Why This Demonstrates That One-State is Delusional

Over the four years I’ve been making “Holy Land” and engaged in the issues around the Israeli-Palestine conflict, it has seemed that interest in a “one-state” solution has grown. It became trendy. Give up on the two-state solution? OK, let’s try a one-state solution. The upsurge in violence over the past two weeks, in my view, is a powerful rebuke to the one-state idea. Barak Ravid writes eloquently to this point in today’s Haaretz (subscription required):

“when Palestinian murderers are running amok on the streets of Jerusalem armed with knives, the citizens of Israel are getting a first significant glimpse into the reality of a binational state; a little taste of what is to come if, instead of breaking apart into two states, the Israelis and Palestinians continue to move toward a single state.”

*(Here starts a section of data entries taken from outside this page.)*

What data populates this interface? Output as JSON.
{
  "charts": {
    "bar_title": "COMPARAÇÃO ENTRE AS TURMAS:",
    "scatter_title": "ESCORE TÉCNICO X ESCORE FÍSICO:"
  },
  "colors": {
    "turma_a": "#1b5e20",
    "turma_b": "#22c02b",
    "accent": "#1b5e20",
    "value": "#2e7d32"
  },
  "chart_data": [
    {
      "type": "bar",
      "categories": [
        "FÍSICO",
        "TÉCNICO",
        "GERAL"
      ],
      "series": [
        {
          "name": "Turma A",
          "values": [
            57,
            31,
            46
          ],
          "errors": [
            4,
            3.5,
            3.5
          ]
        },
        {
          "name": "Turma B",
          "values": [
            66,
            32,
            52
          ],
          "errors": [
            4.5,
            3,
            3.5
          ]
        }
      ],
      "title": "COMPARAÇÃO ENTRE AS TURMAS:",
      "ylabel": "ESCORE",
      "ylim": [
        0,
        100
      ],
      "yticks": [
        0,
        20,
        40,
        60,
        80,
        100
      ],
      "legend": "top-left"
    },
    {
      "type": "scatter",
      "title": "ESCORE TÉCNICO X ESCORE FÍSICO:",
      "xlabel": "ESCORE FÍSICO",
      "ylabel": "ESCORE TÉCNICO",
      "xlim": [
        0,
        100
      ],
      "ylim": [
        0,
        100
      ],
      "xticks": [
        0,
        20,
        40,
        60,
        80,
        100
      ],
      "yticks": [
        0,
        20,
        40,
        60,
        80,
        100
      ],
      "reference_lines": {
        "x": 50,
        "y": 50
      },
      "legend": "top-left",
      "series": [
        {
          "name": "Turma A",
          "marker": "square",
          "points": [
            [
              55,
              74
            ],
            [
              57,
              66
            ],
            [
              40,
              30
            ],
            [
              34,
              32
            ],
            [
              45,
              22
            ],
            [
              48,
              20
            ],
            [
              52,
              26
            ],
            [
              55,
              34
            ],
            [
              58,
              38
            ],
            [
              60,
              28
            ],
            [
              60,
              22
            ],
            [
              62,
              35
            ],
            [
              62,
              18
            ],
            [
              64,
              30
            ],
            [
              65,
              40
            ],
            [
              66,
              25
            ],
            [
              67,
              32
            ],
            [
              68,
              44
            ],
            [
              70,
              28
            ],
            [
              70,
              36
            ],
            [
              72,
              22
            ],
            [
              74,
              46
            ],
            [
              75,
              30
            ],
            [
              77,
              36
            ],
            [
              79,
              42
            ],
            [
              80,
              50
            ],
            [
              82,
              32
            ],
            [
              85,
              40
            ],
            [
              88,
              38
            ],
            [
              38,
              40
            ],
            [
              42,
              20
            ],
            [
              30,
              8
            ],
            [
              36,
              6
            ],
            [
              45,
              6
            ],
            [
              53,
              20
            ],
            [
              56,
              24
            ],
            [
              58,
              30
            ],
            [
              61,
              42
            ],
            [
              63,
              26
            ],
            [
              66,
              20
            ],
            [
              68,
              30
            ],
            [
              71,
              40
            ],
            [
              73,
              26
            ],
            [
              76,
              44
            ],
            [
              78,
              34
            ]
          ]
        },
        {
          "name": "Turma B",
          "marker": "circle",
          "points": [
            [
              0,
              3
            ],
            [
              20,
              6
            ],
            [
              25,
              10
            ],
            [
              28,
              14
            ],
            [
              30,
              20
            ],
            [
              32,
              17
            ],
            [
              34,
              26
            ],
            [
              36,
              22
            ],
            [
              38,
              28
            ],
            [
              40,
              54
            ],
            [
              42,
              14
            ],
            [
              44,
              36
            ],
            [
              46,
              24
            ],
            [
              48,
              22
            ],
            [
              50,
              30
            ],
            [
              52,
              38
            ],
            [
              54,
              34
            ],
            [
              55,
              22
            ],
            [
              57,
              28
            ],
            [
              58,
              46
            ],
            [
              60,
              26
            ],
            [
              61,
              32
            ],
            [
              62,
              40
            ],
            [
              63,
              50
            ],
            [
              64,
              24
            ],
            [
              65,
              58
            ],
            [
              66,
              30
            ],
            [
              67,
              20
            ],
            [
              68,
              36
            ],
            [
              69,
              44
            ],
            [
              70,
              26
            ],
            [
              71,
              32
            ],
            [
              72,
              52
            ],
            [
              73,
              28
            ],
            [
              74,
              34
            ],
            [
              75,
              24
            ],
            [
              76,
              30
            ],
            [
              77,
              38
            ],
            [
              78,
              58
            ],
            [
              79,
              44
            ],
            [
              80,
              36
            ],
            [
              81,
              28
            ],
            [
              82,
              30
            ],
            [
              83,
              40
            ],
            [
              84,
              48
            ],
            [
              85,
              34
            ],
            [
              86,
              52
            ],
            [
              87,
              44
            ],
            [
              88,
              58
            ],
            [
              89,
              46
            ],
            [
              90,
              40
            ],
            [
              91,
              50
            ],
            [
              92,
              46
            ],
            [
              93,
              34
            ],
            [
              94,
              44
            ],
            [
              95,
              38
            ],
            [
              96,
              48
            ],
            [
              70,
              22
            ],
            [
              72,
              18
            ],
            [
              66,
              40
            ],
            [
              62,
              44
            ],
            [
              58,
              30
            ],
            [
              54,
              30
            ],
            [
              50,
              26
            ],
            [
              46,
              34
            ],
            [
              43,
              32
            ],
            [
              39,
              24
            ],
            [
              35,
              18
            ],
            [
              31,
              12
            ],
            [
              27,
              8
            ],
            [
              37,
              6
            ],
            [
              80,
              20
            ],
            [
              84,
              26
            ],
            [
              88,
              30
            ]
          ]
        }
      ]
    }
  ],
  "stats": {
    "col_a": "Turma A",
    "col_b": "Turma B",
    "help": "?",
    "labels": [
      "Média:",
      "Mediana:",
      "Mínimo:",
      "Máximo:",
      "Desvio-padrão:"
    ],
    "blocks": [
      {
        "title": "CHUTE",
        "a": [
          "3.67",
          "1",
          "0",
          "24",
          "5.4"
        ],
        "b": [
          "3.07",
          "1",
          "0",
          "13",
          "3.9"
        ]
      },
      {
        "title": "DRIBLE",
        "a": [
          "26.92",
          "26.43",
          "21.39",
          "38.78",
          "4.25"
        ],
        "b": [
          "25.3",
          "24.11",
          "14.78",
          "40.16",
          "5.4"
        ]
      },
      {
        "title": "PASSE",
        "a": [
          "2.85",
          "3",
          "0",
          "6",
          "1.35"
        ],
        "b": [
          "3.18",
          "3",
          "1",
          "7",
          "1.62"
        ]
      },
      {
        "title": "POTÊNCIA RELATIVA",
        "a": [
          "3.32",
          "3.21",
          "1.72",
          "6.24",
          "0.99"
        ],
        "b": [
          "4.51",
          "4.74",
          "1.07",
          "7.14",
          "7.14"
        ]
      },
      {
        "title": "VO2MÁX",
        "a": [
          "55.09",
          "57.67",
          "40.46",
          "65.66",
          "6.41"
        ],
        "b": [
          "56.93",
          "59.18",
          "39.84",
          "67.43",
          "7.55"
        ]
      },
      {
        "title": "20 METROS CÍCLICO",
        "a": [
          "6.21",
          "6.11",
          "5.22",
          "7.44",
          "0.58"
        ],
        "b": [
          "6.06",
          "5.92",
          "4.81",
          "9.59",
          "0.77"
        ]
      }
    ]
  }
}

“…The explosion that we are experiencing is part of an “atomization” of the conflict; the fight isn’t against the Palestinian Authority or Hamas, but against an entire generation of young Palestinians, some of them kids, who don’t see a future for themselves. They are frustrated, desperate and incensed. They hate Israel as much as they hate Palestinian President Mahmoud Abbas.

In the current situation, the capability of dealing with the situation is limited. There are many means of defense – deploying troops to Jerusalem, severe punishment, closures, arrests and house demolitions. But even if this quells the current wave of unrest, the calm would be only temporary – until the next one, which will be even more difficult.”